6. The vertical transfer device applied to the automobile parts in the flow line production is characterized in that the gear ratio of the second driven wheel (65) to the third transmission gear (67) is two to one, and the gear ratio of the half gear (63) to the first driven wheel (64) is one to four.

7. The vertical transfer device applied to auto parts in assembly line production according to claim 6, wherein an auxiliary recovery structure (9) is arranged inside the installation box (22), the auxiliary recovery structure (9) comprises two guide grooves (91) respectively arranged on inner walls of two sides of the installation box (22), a plurality of first bearings are slidably arranged inside the guide grooves (91), a movable gear (92) is rotatably connected to one side of each first bearing, a chain (94) is connected between a plurality of first bearings, a second driving motor is arranged on one partition plate (93), partition plates (93) are rotatably arranged on one sides of the movable gears (92) far away from the guide grooves (91), guide plates (95) positioned in the middle of the guide grooves (91) are fixedly arranged on inner walls of two sides of the installation box (22), the periphery of guide plate (95) is equipped with a plurality of driving teeth.

8. The vertical transfer device applied to the automobile parts in the flow line production is characterized in that a limiting strip (97) is fixedly arranged at the top of one side, close to the movable gear (92), of the partition plate (93), a sliding groove (98) is formed in the other side of the limiting strip (97), an L-shaped strip (96) is fixedly connected to the front end of the bottom of the guide plate (95), and a sliding block is fixedly arranged at the end of the L-shaped strip (96).

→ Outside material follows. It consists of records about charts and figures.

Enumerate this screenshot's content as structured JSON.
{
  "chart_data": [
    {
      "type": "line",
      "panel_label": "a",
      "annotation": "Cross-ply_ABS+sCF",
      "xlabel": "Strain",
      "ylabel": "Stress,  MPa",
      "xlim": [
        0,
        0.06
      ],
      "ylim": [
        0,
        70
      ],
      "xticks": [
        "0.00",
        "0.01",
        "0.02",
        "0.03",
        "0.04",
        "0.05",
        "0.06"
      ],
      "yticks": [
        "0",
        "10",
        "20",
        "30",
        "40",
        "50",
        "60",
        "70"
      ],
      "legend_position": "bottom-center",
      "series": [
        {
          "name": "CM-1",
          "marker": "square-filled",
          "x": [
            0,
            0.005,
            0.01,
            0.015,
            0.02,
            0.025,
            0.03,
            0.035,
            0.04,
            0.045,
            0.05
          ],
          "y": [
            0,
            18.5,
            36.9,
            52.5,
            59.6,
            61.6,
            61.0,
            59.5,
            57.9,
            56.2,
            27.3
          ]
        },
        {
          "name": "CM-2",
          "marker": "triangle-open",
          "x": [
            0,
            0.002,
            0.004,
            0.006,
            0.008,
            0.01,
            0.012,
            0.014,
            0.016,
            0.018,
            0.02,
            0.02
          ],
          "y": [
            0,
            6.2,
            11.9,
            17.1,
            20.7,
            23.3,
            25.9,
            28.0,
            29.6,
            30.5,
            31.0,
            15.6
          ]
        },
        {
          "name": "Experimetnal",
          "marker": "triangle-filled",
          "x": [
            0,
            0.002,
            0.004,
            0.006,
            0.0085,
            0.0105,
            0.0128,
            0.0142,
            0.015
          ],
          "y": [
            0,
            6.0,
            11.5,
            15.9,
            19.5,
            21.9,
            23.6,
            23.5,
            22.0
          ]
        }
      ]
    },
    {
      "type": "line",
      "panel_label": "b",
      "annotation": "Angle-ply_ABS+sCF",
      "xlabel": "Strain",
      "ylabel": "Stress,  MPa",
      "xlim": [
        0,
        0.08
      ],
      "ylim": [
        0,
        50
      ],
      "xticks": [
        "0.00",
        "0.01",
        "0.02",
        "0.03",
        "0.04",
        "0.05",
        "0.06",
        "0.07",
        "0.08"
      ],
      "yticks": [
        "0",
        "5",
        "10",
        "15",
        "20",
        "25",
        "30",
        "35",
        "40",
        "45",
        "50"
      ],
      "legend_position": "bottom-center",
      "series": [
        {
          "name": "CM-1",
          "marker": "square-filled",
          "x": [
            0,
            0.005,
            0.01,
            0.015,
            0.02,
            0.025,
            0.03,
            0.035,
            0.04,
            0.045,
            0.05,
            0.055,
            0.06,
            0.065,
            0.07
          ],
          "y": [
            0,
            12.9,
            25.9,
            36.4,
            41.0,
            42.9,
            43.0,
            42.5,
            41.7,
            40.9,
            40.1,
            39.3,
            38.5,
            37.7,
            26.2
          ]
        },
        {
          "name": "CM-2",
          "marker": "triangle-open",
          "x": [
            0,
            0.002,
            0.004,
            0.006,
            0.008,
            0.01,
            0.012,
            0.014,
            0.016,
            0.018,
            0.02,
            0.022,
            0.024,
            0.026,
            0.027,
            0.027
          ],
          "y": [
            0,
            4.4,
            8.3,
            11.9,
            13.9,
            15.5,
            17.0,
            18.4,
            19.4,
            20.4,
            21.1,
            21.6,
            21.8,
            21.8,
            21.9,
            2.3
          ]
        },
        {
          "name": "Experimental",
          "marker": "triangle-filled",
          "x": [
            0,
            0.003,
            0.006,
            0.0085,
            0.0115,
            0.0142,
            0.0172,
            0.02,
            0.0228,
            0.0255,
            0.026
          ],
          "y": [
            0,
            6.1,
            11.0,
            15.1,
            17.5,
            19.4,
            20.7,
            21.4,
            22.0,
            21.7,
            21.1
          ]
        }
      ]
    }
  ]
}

9. The vertical transfer device applied to the automobile accessories in the flow line production is characterized in that the conveying mechanism (3) comprises mounting frames (31) respectively embedded at the bottoms of the inner walls of the two sides of the limiting cover (21), a plurality of conveying rollers (32) are rotatably arranged between the two mounting frames (31), and a conveying belt (33) is sleeved on the conveying rollers (32) below the buffer box (1).

10. The vertical transfer equipment applied to automobile parts in assembly line production according to claim 9, wherein blocking nets (11) are fixedly arranged on two sides of the top end inside the buffer tank (1), and the blocking nets (11) are flush with the circle center of the central rotating shaft (41).